The most important information was encoded in the slopes within the light curve, i.e. the rate of change in stellar brightness. Think about a disc of semi-opaque material, slowly advancing across the face of star A. The amount of light you’d see coming from A will slowly decrease as the disc advances, until it is entirely eclipsed, so a downwards slope will appear in the light curve. Any change in slope marks a moment when a ring edge either begins or finishes its transit of star A (the star gets dimmer faster if a more opaque section of the disc moves in front of it). So the number of changes in slope corresponds to the number of rings!
Unfortunately, since SuperWASP is a ground-based telescope it can’t observe the stars during daylight (only space telescopes like Kepler get that luxury). As I mentioned before, the total transit event lasted 56 days so, obviously there are some gaps in the data. Around 56 of them. This means that Kenworthy et al. can’t count every ring, they can just put a lower limit on the number. They count at least 24 ring edges but suggest that the real number is probably higher.
The authors don’t find a unique solution to their model (several ring configurations are consistent with the data). However, they find that gaps between the rings (i.e. actual empty space between the regions of different transmission levels) are supported by the data. One of the ring models that was fitted to the data is shown in figures 1 and 2.
What about the mysterious ‘object B’? Well, since only one transit was observed, the authors can’t be sure that B is actually orbiting A: it could just be wandering through space and happened to pass in front of A. Assuming, however that B does orbit A, Kenworthy et al. place an upper limit on its mass: 24 times the mass of Jupiter. This upper limit is the mass of a brown dwarf, something in-between a planet and a star.
The authors offer a explanation for the creation of the gaps between the rings: they were “sculpted by exomoons”. This is exactly what happens in the rings of Saturn. Gaps in the ring structure are produced by moons which carve out a path via gravitational interaction with the disc material. They are called “shepherd moons”, because they ‘herd’ the disc material.
Although this paper provides tantalising evidence for the existence of exomoons, until we detect one directly we won’t be able to confirm their presence in any Solar-system other than our own. Still, the idea behind this paper is pretty cool, even if the conclusion is a bit of a stretch. The hunt for exomoons continues….
Great article! Is there a current assumption about how common planets/brown dwarfs with rings around them are? Naively, it seems like it would be really interesting and say a lot about our solar system if Saturn and this object were anomalies. Do you think we haven’t found more because they aren’t that common or is it due to some observational bias?
The authors’ use of photometry / light transmission makes sense to determine the number of rings. Would it be possible (or has it been done in another paper before) that one could use this data in combination with other information like spectroscopic data to determine the ring’s composition?
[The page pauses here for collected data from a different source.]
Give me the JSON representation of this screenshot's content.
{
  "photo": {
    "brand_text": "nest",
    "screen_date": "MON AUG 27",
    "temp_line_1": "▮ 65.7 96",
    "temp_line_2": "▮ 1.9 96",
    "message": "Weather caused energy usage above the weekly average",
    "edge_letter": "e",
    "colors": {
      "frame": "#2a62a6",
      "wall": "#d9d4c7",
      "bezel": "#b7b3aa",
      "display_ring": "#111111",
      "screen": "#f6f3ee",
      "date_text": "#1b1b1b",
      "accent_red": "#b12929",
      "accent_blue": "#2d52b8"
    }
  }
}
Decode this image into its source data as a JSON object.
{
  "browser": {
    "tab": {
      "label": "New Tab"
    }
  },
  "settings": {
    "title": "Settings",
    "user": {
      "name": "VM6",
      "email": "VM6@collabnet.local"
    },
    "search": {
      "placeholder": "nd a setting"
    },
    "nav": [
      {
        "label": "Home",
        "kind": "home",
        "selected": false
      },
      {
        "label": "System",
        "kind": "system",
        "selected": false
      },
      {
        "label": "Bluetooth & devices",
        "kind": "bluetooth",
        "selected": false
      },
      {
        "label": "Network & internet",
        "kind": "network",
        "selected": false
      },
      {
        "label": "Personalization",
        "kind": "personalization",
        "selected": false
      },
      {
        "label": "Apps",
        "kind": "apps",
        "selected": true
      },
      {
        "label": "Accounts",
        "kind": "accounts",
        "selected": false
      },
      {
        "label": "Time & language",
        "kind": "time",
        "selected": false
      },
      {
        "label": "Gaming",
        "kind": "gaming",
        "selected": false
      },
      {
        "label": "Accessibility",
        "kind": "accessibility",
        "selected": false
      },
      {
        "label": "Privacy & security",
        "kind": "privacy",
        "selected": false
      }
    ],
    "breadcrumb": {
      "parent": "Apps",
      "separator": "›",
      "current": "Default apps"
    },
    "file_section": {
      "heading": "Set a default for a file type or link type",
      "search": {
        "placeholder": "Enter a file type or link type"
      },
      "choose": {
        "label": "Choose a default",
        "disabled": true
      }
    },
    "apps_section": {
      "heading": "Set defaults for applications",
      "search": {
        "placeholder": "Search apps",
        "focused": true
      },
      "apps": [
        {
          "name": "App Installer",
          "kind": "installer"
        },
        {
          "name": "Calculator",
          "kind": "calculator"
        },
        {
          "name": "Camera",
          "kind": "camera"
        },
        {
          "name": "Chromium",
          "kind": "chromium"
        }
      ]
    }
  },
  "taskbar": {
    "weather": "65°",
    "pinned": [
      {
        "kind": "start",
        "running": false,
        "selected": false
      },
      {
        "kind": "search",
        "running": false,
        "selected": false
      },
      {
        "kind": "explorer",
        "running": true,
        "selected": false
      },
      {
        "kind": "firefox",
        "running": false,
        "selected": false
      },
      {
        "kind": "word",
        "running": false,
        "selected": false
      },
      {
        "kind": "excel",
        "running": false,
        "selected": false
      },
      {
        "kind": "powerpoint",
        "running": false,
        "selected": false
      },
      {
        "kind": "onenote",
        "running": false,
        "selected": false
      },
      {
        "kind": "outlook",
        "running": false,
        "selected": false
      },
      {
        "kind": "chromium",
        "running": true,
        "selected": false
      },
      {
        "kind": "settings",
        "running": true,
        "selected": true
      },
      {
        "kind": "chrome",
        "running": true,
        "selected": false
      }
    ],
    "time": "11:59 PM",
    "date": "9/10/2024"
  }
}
It seems possible but I don’t think SuperWASP has the capability. Also, since there was only one transit we would have to wait for another transit, if another happens.
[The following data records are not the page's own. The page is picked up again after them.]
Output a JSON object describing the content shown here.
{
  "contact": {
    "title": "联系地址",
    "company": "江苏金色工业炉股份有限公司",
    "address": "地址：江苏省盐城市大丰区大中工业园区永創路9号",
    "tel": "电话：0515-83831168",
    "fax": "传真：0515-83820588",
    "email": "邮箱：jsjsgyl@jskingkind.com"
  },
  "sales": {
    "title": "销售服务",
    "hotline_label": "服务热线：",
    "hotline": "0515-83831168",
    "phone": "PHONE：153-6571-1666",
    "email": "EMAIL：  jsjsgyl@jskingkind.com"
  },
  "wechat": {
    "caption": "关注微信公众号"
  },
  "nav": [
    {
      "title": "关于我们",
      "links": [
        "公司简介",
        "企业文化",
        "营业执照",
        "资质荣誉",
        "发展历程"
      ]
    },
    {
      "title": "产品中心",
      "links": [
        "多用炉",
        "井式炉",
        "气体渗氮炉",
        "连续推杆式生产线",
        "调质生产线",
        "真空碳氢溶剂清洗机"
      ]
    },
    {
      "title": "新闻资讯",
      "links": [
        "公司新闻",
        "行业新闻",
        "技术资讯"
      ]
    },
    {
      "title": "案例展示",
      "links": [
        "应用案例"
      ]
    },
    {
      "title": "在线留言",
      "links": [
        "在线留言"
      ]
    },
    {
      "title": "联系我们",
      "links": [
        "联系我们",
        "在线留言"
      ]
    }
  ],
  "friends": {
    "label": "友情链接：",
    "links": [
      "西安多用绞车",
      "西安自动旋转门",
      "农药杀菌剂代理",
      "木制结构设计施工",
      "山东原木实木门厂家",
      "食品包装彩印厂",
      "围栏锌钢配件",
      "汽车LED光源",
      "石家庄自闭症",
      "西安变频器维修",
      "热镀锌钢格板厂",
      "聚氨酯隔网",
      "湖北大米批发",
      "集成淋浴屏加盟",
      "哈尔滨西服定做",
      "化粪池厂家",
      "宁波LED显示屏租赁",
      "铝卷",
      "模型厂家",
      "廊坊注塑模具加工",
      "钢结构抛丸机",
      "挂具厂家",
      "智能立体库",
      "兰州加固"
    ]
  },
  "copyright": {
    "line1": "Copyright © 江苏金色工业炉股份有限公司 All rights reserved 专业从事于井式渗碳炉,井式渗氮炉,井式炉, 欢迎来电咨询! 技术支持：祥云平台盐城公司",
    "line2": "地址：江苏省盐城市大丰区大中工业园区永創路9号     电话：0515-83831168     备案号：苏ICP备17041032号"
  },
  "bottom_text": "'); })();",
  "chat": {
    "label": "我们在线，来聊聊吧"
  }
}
Given that moons are so common in our own system, is there any particular reason why exomoons have not been detected yet, besides the fact that they are too small compared to plantes and stars?
I agree with Chris – it’s awesome that the rings are perpendicular enough to our line of sight that we can resolve them. But now I am wondering about resolving exomoons – is it believed that SuperWASP as a good enough resolution to actually resolve such small features?